The immediate consequence is that the AI ​​governance timeline in South Africa has been reset. The draft policy, which aimed to position the country as a leader in the responsible adoption of AI on the African continent, will need to be redrafted, consulted and resubmitted. The damage to institutional credibility extends beyond the policy itself. If the department responsible for governing AI cannot verify whether the sources in its own policy document are real, the question is whether it has the capacity to evaluate the AI ​​systems it proposes to regulate. The policy envisioned a multi-regulator model in which AI governance and human oversight they would be integrated into existing oversight frameworks rather than centralized under a single authority. That model requires each participating regulator to have sufficient technical knowledge to evaluate AI systems in their sector. The hallucination scandal does not inspire confidence that the coordination department will meet that threshold.

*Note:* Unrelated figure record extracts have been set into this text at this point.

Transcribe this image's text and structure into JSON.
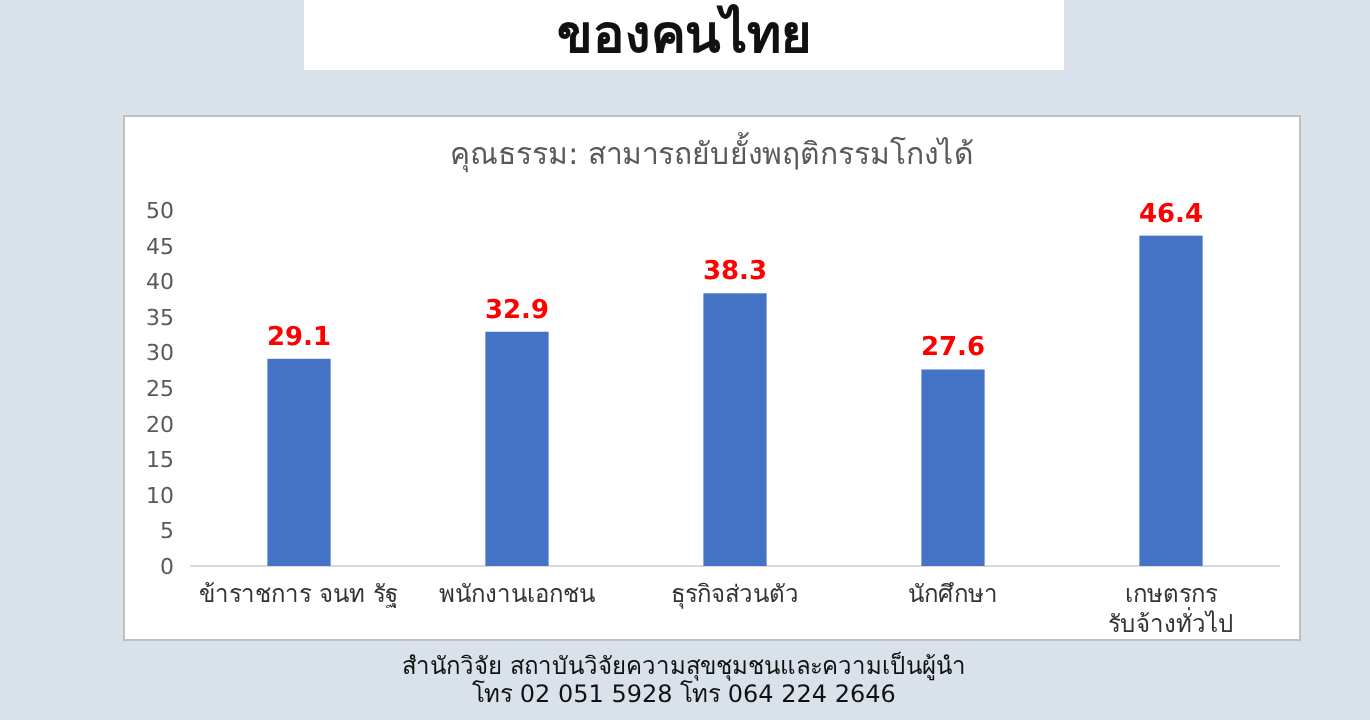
{
  "chart_data": {
    "type": "bar",
    "title": "ของคนไทย",
    "subtitle": "คุณธรรม:  สามารถยับยั้งพฤติกรรมโกงได้",
    "categories": [
      "ข้าราชการ จนท รัฐ",
      "พนักงานเอกชน",
      "ธุรกิจส่วนตัว",
      "นักศึกษา",
      "เกษตรกร\nรับจ้างทั่วไป"
    ],
    "values": [
      29.1,
      32.9,
      38.3,
      27.6,
      46.4
    ],
    "color": "#4472c4",
    "data_labels": true,
    "ylim": [
      0,
      50
    ],
    "yticks": [
      0,
      5,
      10,
      15,
      20,
      25,
      30,
      35,
      40,
      45,
      50
    ],
    "grid": false,
    "annotations": [
      "สำนักวิจัย สถาบันวิจัยความสุขชุมชนและความเป็นผู้นำ",
      "โทร 02 051 5928  โทร 064 224 2646"
    ]
  }
}
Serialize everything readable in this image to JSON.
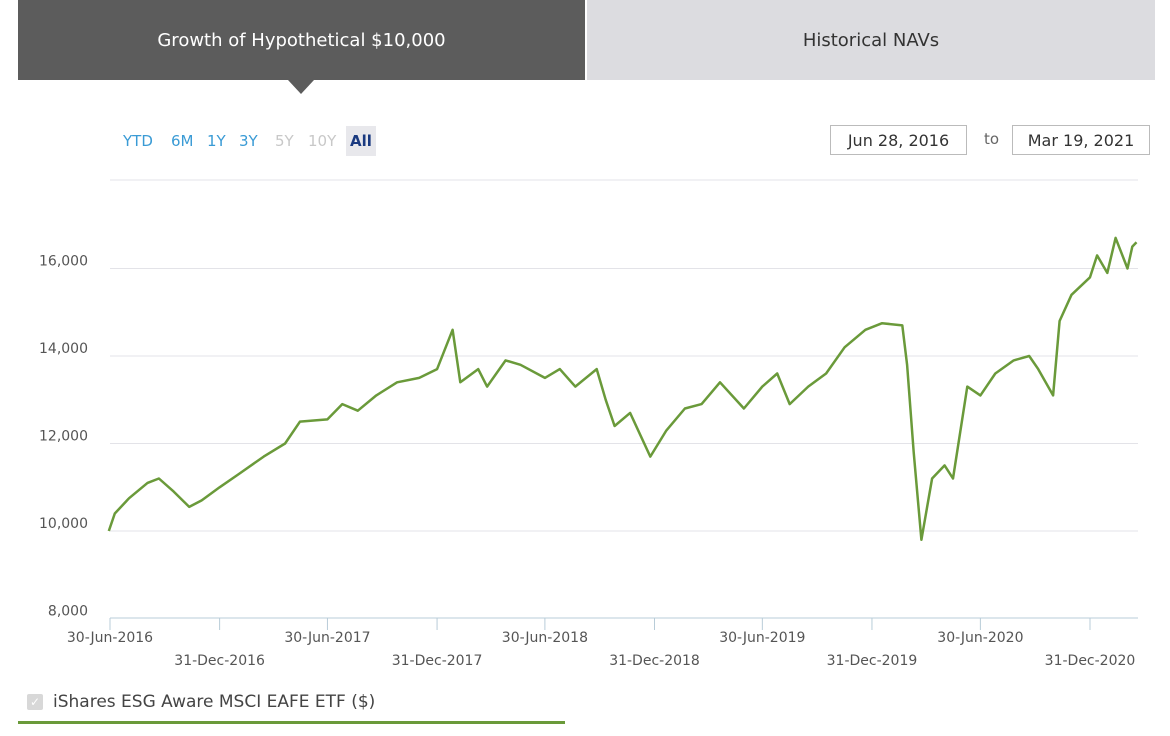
{
  "tabs": [
    {
      "label": "Growth of Hypothetical $10,000",
      "active": true
    },
    {
      "label": "Historical NAVs",
      "active": false
    }
  ],
  "ranges": [
    {
      "label": "YTD",
      "state": "enabled"
    },
    {
      "label": "6M",
      "state": "enabled"
    },
    {
      "label": "1Y",
      "state": "enabled"
    },
    {
      "label": "3Y",
      "state": "enabled"
    },
    {
      "label": "5Y",
      "state": "disabled"
    },
    {
      "label": "10Y",
      "state": "disabled"
    },
    {
      "label": "All",
      "state": "active"
    }
  ],
  "date_from": "Jun 28, 2016",
  "date_to_label": "to",
  "date_to": "Mar 19, 2021",
  "legend": {
    "label": "iShares ESG Aware MSCI EAFE ETF ($)",
    "checked": true,
    "color": "#6a9a3a"
  },
  "chart_data": {
    "type": "line",
    "ylim": [
      8000,
      18000
    ],
    "yticks": [
      8000,
      10000,
      12000,
      14000,
      16000
    ],
    "ytick_labels": [
      "8,000",
      "10,000",
      "12,000",
      "14,000",
      "16,000"
    ],
    "xlim": [
      "2016-06-28",
      "2021-03-19"
    ],
    "xtick_labels": [
      "30-Jun-2016",
      "31-Dec-2016",
      "30-Jun-2017",
      "31-Dec-2017",
      "30-Jun-2018",
      "31-Dec-2018",
      "30-Jun-2019",
      "31-Dec-2019",
      "30-Jun-2020",
      "31-Dec-2020"
    ],
    "xticks": [
      "2016-06-30",
      "2016-12-31",
      "2017-06-30",
      "2017-12-31",
      "2018-06-30",
      "2018-12-31",
      "2019-06-30",
      "2019-12-31",
      "2020-06-30",
      "2020-12-31"
    ],
    "grid": true,
    "series": [
      {
        "name": "iShares ESG Aware MSCI EAFE ETF ($)",
        "color": "#6a9a3a",
        "points": [
          [
            "2016-06-28",
            10000
          ],
          [
            "2016-07-08",
            10400
          ],
          [
            "2016-08-01",
            10750
          ],
          [
            "2016-09-01",
            11100
          ],
          [
            "2016-09-20",
            11200
          ],
          [
            "2016-10-15",
            10900
          ],
          [
            "2016-11-10",
            10550
          ],
          [
            "2016-12-01",
            10700
          ],
          [
            "2016-12-31",
            11000
          ],
          [
            "2017-02-01",
            11300
          ],
          [
            "2017-03-15",
            11700
          ],
          [
            "2017-04-20",
            12000
          ],
          [
            "2017-05-15",
            12500
          ],
          [
            "2017-06-30",
            12550
          ],
          [
            "2017-07-25",
            12900
          ],
          [
            "2017-08-20",
            12750
          ],
          [
            "2017-09-20",
            13100
          ],
          [
            "2017-10-25",
            13400
          ],
          [
            "2017-12-01",
            13500
          ],
          [
            "2017-12-31",
            13700
          ],
          [
            "2018-01-26",
            14600
          ],
          [
            "2018-02-08",
            13400
          ],
          [
            "2018-03-10",
            13700
          ],
          [
            "2018-03-25",
            13300
          ],
          [
            "2018-04-25",
            13900
          ],
          [
            "2018-05-20",
            13800
          ],
          [
            "2018-06-30",
            13500
          ],
          [
            "2018-07-25",
            13700
          ],
          [
            "2018-08-20",
            13300
          ],
          [
            "2018-09-25",
            13700
          ],
          [
            "2018-10-10",
            13000
          ],
          [
            "2018-10-25",
            12400
          ],
          [
            "2018-11-20",
            12700
          ],
          [
            "2018-12-24",
            11700
          ],
          [
            "2019-01-20",
            12300
          ],
          [
            "2019-02-20",
            12800
          ],
          [
            "2019-03-20",
            12900
          ],
          [
            "2019-04-20",
            13400
          ],
          [
            "2019-05-30",
            12800
          ],
          [
            "2019-06-30",
            13300
          ],
          [
            "2019-07-25",
            13600
          ],
          [
            "2019-08-15",
            12900
          ],
          [
            "2019-09-15",
            13300
          ],
          [
            "2019-10-15",
            13600
          ],
          [
            "2019-11-15",
            14200
          ],
          [
            "2019-12-20",
            14600
          ],
          [
            "2020-01-17",
            14750
          ],
          [
            "2020-02-20",
            14700
          ],
          [
            "2020-02-28",
            13800
          ],
          [
            "2020-03-10",
            11800
          ],
          [
            "2020-03-23",
            9800
          ],
          [
            "2020-04-10",
            11200
          ],
          [
            "2020-05-01",
            11500
          ],
          [
            "2020-05-15",
            11200
          ],
          [
            "2020-06-08",
            13300
          ],
          [
            "2020-06-30",
            13100
          ],
          [
            "2020-07-25",
            13600
          ],
          [
            "2020-08-25",
            13900
          ],
          [
            "2020-09-20",
            14000
          ],
          [
            "2020-10-05",
            13700
          ],
          [
            "2020-10-30",
            13100
          ],
          [
            "2020-11-10",
            14800
          ],
          [
            "2020-11-30",
            15400
          ],
          [
            "2020-12-31",
            15800
          ],
          [
            "2021-01-12",
            16300
          ],
          [
            "2021-01-29",
            15900
          ],
          [
            "2021-02-12",
            16700
          ],
          [
            "2021-03-04",
            16000
          ],
          [
            "2021-03-12",
            16500
          ],
          [
            "2021-03-19",
            16600
          ]
        ]
      }
    ]
  }
}
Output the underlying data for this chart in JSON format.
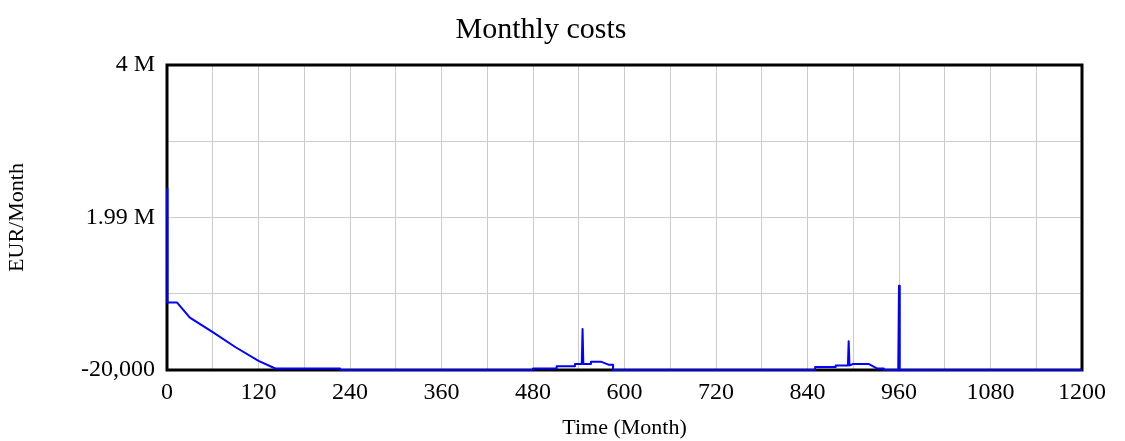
{
  "chart_data": {
    "type": "line",
    "title": "Monthly costs",
    "xlabel": "Time (Month)",
    "ylabel": "EUR/Month",
    "series": [
      {
        "color": "#0000ff",
        "x": [
          0,
          0.5,
          13,
          30,
          60,
          90,
          120,
          142,
          227,
          227,
          480,
          480,
          511,
          511,
          535,
          535,
          544,
          545,
          546,
          556,
          556,
          569,
          579,
          585,
          585,
          850,
          850,
          877,
          877,
          893,
          894,
          895,
          900,
          920,
          931,
          940,
          940,
          959,
          960,
          961,
          1200
        ],
        "values": [
          2370000,
          870000,
          870000,
          670000,
          480000,
          280000,
          100000,
          0,
          0,
          -20000,
          -20000,
          0,
          0,
          30000,
          30000,
          60000,
          60000,
          520000,
          60000,
          60000,
          90000,
          90000,
          50000,
          50000,
          -20000,
          -20000,
          20000,
          20000,
          40000,
          40000,
          360000,
          40000,
          60000,
          60000,
          0,
          0,
          -20000,
          -20000,
          1090000,
          -20000,
          -20000
        ]
      }
    ],
    "xlim": [
      0,
      1200
    ],
    "xticks": [
      0,
      {
        "value": 60,
        "label": null
      },
      120,
      {
        "value": 180,
        "label": null
      },
      240,
      {
        "value": 300,
        "label": null
      },
      360,
      {
        "value": 420,
        "label": null
      },
      480,
      {
        "value": 540,
        "label": null
      },
      600,
      {
        "value": 660,
        "label": null
      },
      720,
      {
        "value": 780,
        "label": null
      },
      840,
      {
        "value": 900,
        "label": null
      },
      960,
      {
        "value": 1020,
        "label": null
      },
      1080,
      {
        "value": 1140,
        "label": null
      },
      1200
    ],
    "ylim": [
      -20000,
      4000000
    ],
    "yticks": [
      {
        "value": -20000,
        "label": "-20,000"
      },
      {
        "value": 985000,
        "label": null
      },
      {
        "value": 1990000,
        "label": "1.99 M"
      },
      {
        "value": 2995000,
        "label": null
      },
      {
        "value": 4000000,
        "label": "4 M"
      }
    ],
    "grid": true,
    "legend": false,
    "marker": "none",
    "line_style": "solid"
  }
}
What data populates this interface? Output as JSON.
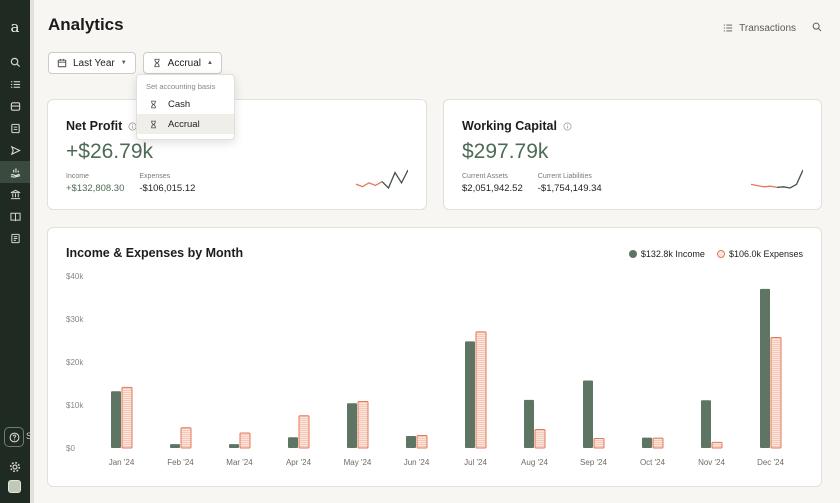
{
  "app": {
    "logo_letter": "a"
  },
  "header": {
    "title": "Analytics",
    "transactions_label": "Transactions"
  },
  "filters": {
    "period_label": "Last Year",
    "basis_label": "Accrual"
  },
  "basis_dropdown": {
    "header": "Set accounting basis",
    "options": [
      "Cash",
      "Accrual"
    ],
    "selected": "Accrual"
  },
  "net_profit": {
    "title": "Net Profit",
    "value": "+$26.79k",
    "income_label": "Income",
    "income_value": "+$132,808.30",
    "expenses_label": "Expenses",
    "expenses_value": "-$106,015.12"
  },
  "working_capital": {
    "title": "Working Capital",
    "value": "$297.79k",
    "assets_label": "Current Assets",
    "assets_value": "$2,051,942.52",
    "liabilities_label": "Current Liabilities",
    "liabilities_value": "-$1,754,149.34"
  },
  "sidebar": {
    "help_trailing": "S",
    "items": [
      "search-icon",
      "list-icon",
      "archive-icon",
      "document-icon",
      "send-icon",
      "chart-hand-icon",
      "bank-icon",
      "book-icon",
      "report-icon"
    ]
  },
  "colors": {
    "income": "#5e7564",
    "expense": "#e07a5b",
    "expense_fill": "#fbe6de",
    "sidebar": "#1f2a22"
  },
  "chart_data": {
    "type": "bar",
    "title": "Income & Expenses by Month",
    "categories": [
      "Jan '24",
      "Feb '24",
      "Mar '24",
      "Apr '24",
      "May '24",
      "Jun '24",
      "Jul '24",
      "Aug '24",
      "Sep '24",
      "Oct '24",
      "Nov '24",
      "Dec '24"
    ],
    "series": [
      {
        "name": "Income",
        "legend": "$132.8k Income",
        "values": [
          13200,
          900,
          900,
          2500,
          10400,
          2800,
          24800,
          11200,
          15700,
          2400,
          11100,
          37000
        ]
      },
      {
        "name": "Expenses",
        "legend": "$106.0k Expenses",
        "values": [
          14100,
          4700,
          3500,
          7500,
          10800,
          2900,
          27000,
          4300,
          2200,
          2300,
          1300,
          25700
        ]
      }
    ],
    "y_ticks": [
      "$0",
      "$10k",
      "$20k",
      "$30k",
      "$40k"
    ],
    "ylim": [
      0,
      40000
    ],
    "grid": false,
    "legend_position": "top-right"
  },
  "sparklines": {
    "net_profit": [
      3,
      2.6,
      3.2,
      2.8,
      3.4,
      2.4,
      4.8,
      3.2,
      5.2
    ],
    "working_capital": [
      2.6,
      2.4,
      2.2,
      2.3,
      2.1,
      2.2,
      2.0,
      2.6,
      5.0
    ]
  }
}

The broader lesson is not that governments should avoid using AI in policy development. The thing is, the AI’s failure mode is not dramatic. It doesn’t crash. Does not show any error message. It produces a fluid, formatted and confident text that looks exactly like the output of a competent researcher. The false quotes in South Africa’s AI policy were not obviously wrong. They were plausible. They cited real magazines. They attributed the work to real people. They followed the formatting conventions of academic references. The only way to detect them was to check whether each of them actually existed, a task that requires exactly the kind of methodical human verification that AI is supposed to make unnecessary. Growing public distrust of AI It is not irrational. It is a response to a technology that is both powerful enough to write national policy and unreliable enough to fabricate the evidence on which that policy is based. South Africa’s shame is singular, but the underlying failure, the use of AI without the ability to verify its production, is not. It’s happening in universities, law firms, newsrooms and government departments around the world. South Africa is simply the first government to publish the receipts. The challenges of implementing AI regulation They are real, but they start with a prerequisite that the South African department failed to meet: understanding what the technology does before trying to write the rules for it.